Taarruz araçlarında öfke!..

Velakin; Irak’ta Saddam’ın idama götürülmesinin üzerinden 11 yıl ve Suriye’deki iç savaş kışkırtıcılığının üzerinden neredeyse 6 yıl geçmişken artık yollar bitti Ortadoğu’da...

Artık şehirler, göller, nehirler, sarnıçlar, kuyular yani insanı ayakta tutan tüm yollar ölüm tarlası... Geçit vermiyor artık orada yollar...

İşte birbirini “tekbiiiirrrrrrrrrr” getirerek tüketenler, kanlı bumerangı bu kez gaflet sahiplerine döndürdüler...Yani yol değiştirdi şiddet ve terör!..

İntihar kamyonlarının ve minibüslerinin direksiyonları ne yazık Batı’ya döndü bu kez... Hani, neredeyse 6 yıldır Suriye’de insanlığı tüketenlere destek veren liderlerin ülkelerine döndü kamyonlar...

Velhasıl; Fransa’da, Amerika’da, Almanya’da tüm Avrupa’da ve daha geçen hafta Barcelona’da olduğu gibi IŞİD’in taarruz araçları insanların üzerine sürülüyor, kalabalık caddelerde katliamlar yapılıyor...

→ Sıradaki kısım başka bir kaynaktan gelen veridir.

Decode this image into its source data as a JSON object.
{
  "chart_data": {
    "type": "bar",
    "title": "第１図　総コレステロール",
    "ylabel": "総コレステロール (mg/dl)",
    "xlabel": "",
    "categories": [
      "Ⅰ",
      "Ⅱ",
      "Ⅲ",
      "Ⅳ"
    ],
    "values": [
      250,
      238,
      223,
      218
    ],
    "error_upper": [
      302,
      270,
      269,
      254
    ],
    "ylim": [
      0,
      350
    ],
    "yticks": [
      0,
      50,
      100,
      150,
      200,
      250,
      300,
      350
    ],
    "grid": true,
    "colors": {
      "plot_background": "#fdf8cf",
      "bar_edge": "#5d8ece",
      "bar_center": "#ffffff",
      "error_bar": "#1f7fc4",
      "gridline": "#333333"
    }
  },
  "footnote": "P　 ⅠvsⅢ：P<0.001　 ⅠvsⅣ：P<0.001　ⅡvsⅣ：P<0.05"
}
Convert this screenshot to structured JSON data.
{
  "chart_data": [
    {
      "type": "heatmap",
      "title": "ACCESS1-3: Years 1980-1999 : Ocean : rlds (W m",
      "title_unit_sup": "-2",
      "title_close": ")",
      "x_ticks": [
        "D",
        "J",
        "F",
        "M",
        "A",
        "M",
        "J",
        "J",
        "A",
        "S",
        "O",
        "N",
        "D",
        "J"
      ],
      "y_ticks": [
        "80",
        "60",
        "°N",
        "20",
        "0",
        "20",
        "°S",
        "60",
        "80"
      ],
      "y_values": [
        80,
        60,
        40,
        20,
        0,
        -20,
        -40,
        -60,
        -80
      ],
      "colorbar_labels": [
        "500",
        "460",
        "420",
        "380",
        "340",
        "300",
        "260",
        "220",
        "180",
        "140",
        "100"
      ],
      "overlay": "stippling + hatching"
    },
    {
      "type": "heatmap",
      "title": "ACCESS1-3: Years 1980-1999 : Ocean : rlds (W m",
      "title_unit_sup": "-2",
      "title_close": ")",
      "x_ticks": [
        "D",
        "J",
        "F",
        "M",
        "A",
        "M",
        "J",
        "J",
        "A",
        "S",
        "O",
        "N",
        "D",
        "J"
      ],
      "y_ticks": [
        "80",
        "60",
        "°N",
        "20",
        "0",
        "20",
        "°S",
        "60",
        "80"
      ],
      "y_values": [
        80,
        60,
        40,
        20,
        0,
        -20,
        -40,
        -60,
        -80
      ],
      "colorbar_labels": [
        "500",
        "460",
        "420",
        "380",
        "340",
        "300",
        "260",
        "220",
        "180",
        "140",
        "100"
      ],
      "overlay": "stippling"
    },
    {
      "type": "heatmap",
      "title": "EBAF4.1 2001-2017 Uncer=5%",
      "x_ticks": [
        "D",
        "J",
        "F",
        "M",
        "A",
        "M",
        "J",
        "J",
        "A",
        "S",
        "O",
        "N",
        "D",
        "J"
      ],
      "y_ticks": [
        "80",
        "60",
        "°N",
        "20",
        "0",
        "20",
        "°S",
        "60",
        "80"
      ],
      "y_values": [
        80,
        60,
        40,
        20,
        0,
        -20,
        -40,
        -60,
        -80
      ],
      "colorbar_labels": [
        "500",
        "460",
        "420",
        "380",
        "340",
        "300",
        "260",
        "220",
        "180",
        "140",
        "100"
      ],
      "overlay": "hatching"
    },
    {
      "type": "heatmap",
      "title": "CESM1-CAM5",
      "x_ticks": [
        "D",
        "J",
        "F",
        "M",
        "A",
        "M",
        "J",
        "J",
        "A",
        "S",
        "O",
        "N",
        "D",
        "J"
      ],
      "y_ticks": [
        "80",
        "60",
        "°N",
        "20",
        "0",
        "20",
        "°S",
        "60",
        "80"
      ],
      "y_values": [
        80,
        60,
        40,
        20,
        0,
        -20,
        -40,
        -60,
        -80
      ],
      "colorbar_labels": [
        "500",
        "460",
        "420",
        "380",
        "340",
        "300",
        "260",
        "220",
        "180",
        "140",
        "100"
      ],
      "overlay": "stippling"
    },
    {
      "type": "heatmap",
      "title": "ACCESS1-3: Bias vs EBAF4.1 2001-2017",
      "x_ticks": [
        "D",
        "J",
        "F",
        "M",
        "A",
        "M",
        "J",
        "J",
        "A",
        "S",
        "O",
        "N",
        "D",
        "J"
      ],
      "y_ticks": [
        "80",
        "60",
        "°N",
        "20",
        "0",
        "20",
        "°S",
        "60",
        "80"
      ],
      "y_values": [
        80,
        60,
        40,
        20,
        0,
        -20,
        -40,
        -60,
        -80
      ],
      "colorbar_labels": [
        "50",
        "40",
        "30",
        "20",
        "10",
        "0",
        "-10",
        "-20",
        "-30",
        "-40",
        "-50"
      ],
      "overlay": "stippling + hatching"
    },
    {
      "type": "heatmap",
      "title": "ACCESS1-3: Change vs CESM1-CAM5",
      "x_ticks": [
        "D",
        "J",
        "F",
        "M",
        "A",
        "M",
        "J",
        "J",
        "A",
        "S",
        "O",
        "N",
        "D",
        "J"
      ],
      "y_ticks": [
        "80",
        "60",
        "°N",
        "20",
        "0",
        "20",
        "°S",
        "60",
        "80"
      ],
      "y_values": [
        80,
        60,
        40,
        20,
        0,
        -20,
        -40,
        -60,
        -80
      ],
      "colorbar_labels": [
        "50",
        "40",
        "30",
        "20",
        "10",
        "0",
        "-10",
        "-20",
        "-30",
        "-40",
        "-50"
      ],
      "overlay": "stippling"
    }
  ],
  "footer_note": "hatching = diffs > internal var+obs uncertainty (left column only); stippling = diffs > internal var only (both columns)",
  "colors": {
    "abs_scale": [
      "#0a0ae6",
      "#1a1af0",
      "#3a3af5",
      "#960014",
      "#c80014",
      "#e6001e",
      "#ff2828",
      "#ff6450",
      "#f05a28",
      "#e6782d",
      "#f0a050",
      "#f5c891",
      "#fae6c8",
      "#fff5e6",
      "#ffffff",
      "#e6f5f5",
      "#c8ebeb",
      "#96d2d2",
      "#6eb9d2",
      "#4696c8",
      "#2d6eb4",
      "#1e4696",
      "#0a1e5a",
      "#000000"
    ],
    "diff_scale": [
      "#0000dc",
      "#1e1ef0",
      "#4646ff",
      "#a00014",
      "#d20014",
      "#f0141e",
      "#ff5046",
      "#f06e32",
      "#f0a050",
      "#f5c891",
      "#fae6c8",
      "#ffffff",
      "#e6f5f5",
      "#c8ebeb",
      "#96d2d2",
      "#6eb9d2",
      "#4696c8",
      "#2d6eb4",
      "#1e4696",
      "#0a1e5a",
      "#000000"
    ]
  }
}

Ve pusu araçlarından inen dinci teröristlerin geçen ay Londra’da, üç gün önce de Finlandiya’da sokaklarda masum insanları bıçaklarla katletmesi de gösteriyor ki, Irak ve Suriye’de büyütülen terör bumerangı gafillerin de huzurunu kaçırıyor...

Evet; El Kaide-IŞİD saldırılarının çok yakında tüm dünyayı sarsacağını defalarca yazdık bu köşede...

Saddam’ın asıldığı Irak’taki lanetin, Kaddafi’nin linç edildiği Libya’daki öfkenin ve Esad’ın yok edilmek istendiği Suriye’deki vahşetin en kısa sürede tüm dünyayı esaret altına almaya başlayacağını defalarca haykırdık buradan...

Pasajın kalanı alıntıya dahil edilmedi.